II
The history of travelling, from the Creation to the present time, may be divided into four periods—those of no coaches, slow coaches, fast coaches, and railways. The “no-coach” period is a lengthy one, stretching, in fact, from the beginning of things, through the ages, down to the days of the Romans, and so on to the era when pack-horses conveyed travellers and goods along the uncertain tracks, which in the Middle Ages were all that remained of the highways built by that masterful race. The “slow-coach” era was preceded by an age when those few people who travelled at all went either on horseback, with their women-folk clinging on behind them, or else were wealthy enough to be able to afford the keep or hire of a “chariot,” as the carriages of that time were named. That sinful old reprobate, Samuel Pepys, lived in the last days of the “no-coach” period, and saw the arrival of the slow coaches. He was one of those who used a chariot, and his “Diary” is full of accounts of how, on his innumerable journeys, he lost his way because of the badness of the roads, which then ran through vast stretches of unenclosed, uncultivated, and sparsely inhabited country, and were so fearfully bad that in many places the drivers did not dare to attempt such veritable “sloughs of despond,” but drove around them over the hedgeless fields, thus making new tracks for themselves. In this way the origin of the winding character which many of our roads still retain is sufficiently accounted for.
THE “FLYING MACHINE”
The “slow-coach” era was, absurdly enough, that of the “flying machines,” and in that era, with the year 1667, the coaching history of the Bath Road may be said to begin, when some greatly daring person issued a bill announcing that a “flying machine” would make the journey. It is not to be supposed that this was some emulator of Icarus or predecessor of the ambitious folks who for the last hundred years, more or less, have been trying to navigate the air with balloons or mechanical flying machines. Not at all. This was simply the figurative language employed to convey to those whom it might concern the wonderful feat that was to be attempted (“God permitting,” as the advertiser was careful to add), of travelling by road from the “Bell Savage,” on Ludgate Hill, to Bath in three days. But here is the announcement:—
“FLYING MACHINE.
“All those desirous to pass from London to Bath, or any other Place on their Road, let them repair to the ‘Bell Savage’ on Ludgate Hill in London, and the ‘White Lion’ at Bath, at both which places they may be received in a Stage Coach every Monday, Wednesday, and Friday, which performs the Whole Journey in Three Days (if God permit), and sets forth at five o’clock in the morning.
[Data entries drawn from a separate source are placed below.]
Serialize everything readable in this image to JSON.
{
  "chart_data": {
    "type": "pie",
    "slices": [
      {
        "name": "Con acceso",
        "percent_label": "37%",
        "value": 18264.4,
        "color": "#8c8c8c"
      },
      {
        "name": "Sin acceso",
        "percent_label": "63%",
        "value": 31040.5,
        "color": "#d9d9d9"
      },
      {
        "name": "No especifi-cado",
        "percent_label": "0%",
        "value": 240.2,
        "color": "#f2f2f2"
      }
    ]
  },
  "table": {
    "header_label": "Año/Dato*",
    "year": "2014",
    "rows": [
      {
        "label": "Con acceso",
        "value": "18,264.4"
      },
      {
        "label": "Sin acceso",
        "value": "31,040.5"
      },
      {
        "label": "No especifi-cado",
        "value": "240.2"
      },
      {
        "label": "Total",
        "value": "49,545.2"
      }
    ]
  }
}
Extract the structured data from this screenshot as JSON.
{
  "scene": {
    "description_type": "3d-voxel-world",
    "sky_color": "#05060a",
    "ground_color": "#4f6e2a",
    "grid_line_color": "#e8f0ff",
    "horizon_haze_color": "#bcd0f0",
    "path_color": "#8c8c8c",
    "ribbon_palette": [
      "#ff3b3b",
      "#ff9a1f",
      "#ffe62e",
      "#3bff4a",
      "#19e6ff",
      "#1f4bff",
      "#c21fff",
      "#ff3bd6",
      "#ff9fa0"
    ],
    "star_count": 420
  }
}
“Passengers to pay One Pound five Shillings each, who are allowed to carry fourteen Pounds Weight—for all above to pay three-halfpence per Pound.”
The rush of fashionables to take the waters, and see and be seen, had obviously not then commenced, since one crawling “flying machine” sufficed to accommodate the traffic; and it was not until thirty-six years later that it did begin, when Queen Anne (who, alas! is dead) resorted to “the Bath” for the benefit of the gout. What says Pope?
“Great Anna, whom Three Realms obey,
Does sometimes counsel take, and sometimes tay.”